Leaving there was not quite as easy as it should have been. The ticket sales manager in Spokane refused to release the train tickets for the families. The railroad had been banking on us buying land, and they weren't going to give up the idea without difficulty.

Providentially, a Mr. Peter Siemens from California had come to see us that weekend. He was a real estate agent, but he said he had not come to look for business. He just wanted to see his "brothers" who had recently arrived from Russia. On Monday, he went to Spokane and demanded the release of the tickets. He told the people in charge, "These people can't be held hostage. The tickets were paid for in California and you must issue them. These people are free to go wherever they want."

We hauled our families and baggage to Spokane and then set out by car. I was sixteen, just old enough to apply for a driver's license. I had driven a car only a very few times. Mr. Siemens came with me to the Motor Vehicle Department in Spokane where I applied for a driver's license, paid $.50, and got a receipt. This made us feel much safer, even though I did not have a license as such. I had only applied and paid for one. How this would have stood up if a patrolman had stopped me, I have no idea. It was an adventurous trip.

Mr. Siemens had marked the road for us on the map. Jake had been in school for six weeks, so he could read the names of the cities as I drove. Mother did not enjoy much of the beauty of the drive through the Columbia River Gorge. She looked down and prayed that I might drive us safely. Dad was proud and said, "My boys can smell the road."

In spite of road construction, driving on the gravel parts of Highway 99 for several miles at a stretch, and several flat tires (which we learned to repair on the spot), we arrived safely in California at the home of Rev. John Regier, pastor of the First Mennonite Church of Reedley.

Early Experiences in Reedley

We arrived in mid-May and found work on farms. Peter Isaak had already rented a house, a large two-story house in Reedley where three families of us lived, and another house next door where the rest lived. Shortly after we got to Reedley, the last group from China arrived (the Henry Rogalsky family, Abraham Klassen family, Henry Isaaks family, and the David Unruh family, who settled in Shafter, California.)

The potato harvest in Shafter started in June, and since work around Reedley is slack at that time, most of us went to Shafter to work.

Often times when I think of that, I still feel sorry for my parents, even though it didn't worry me much then. My mother and stepfather were past sixty years of age and were bending over picking up potatoes by hand, all day long. Mother was not very strong, but she filled many sacks with potatoes. That's the way we worked, and that's the way we lived. Our living standard had been lower than most American people, and this served us well.

Although it was The Great Depression for the American people, it was a good time for us. We managed to save money and we used every bit of it to pay off our travel debts.
There are many other stories one could tell of these first years. Although they were hard, it was a happy time to be in America. We worked in various crops and various fields: peach and plum orchards, citrus and olive groves, and even an orange grove in southern California near San Bernardino for a time.

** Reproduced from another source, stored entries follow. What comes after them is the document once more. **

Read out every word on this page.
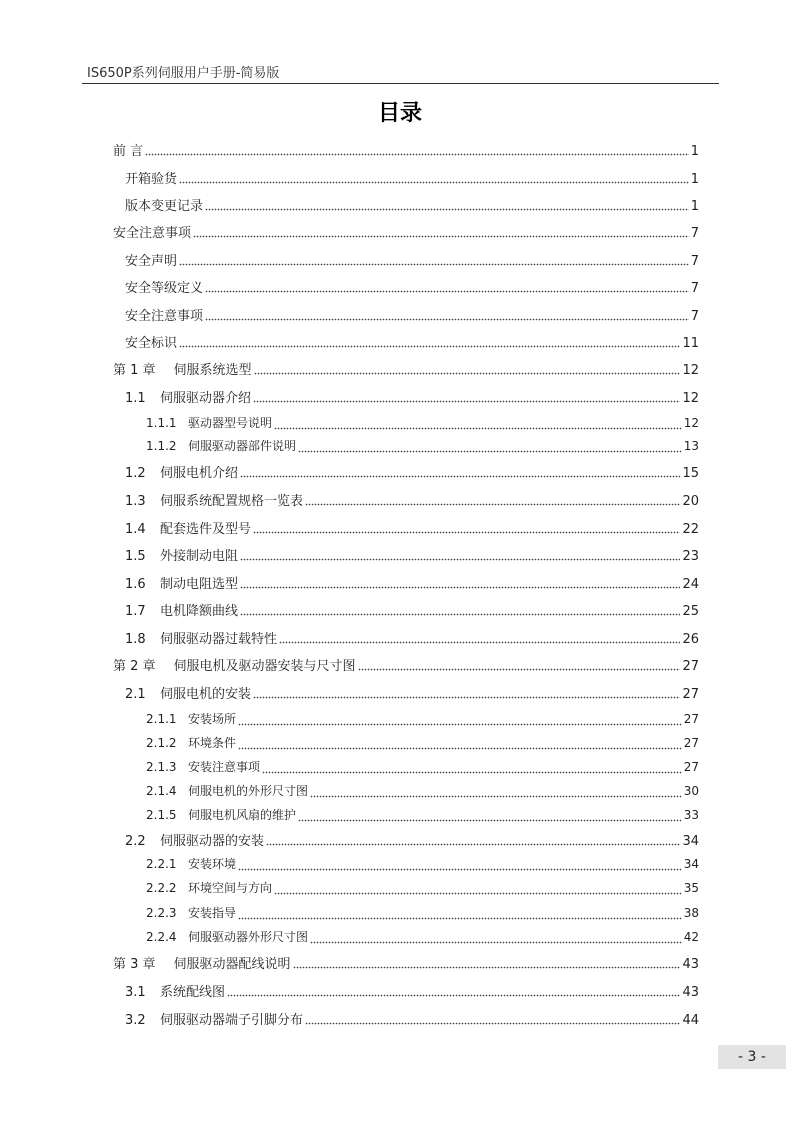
IS650P系列伺服用户手册-简易版
目录
前 言	1
开箱验货	1
版本变更记录	1
安全注意事项	7
安全声明	7
安全等级定义	7
安全注意事项	7
安全标识	11
第 1 章 伺服系统选型	12
1.1	伺服驱动器介绍	12
1.1.1 驱动器型号说明	12
1.1.2 伺服驱动器部件说明	13
1.2	伺服电机介绍	15
1.3	伺服系统配置规格一览表	20
1.4	配套选件及型号	22
1.5	外接制动电阻	23
1.6	制动电阻选型	24
1.7	电机降额曲线	25
1.8	伺服驱动器过载特性	26
第 2 章 伺服电机及驱动器安装与尺寸图	27
2.1	伺服电机的安装	27
2.1.1 安装场所	27
2.1.2 环境条件	27
2.1.3 安装注意事项	27
2.1.4 伺服电机的外形尺寸图	30
2.1.5 伺服电机风扇的维护	33
2.2	伺服驱动器的安装	34
2.2.1 安装环境	34
2.2.2 环境空间与方向	35
2.2.3 安装指导	38
2.2.4 伺服驱动器外形尺寸图	42
第 3 章 伺服驱动器配线说明	43
3.1	系统配线图	43
3.2	伺服驱动器端子引脚分布	44
- 3 -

Our family went to the First Mennonite Church in Reedley. I joined a catechism class in preparation for baptism. This was a special class for the immigrant young people, held in German. At the end of that study we were to be baptized and join the Church.

Well, I went through this class, but I did not want to be baptized without becoming a Christian. As yet, I did not know how I could become a Christian. So, when the baptism date came, I was working in the orange groves of southern California and did not return to Reedley, even though several of the same class who also worked there did go back for the weekend and were baptized.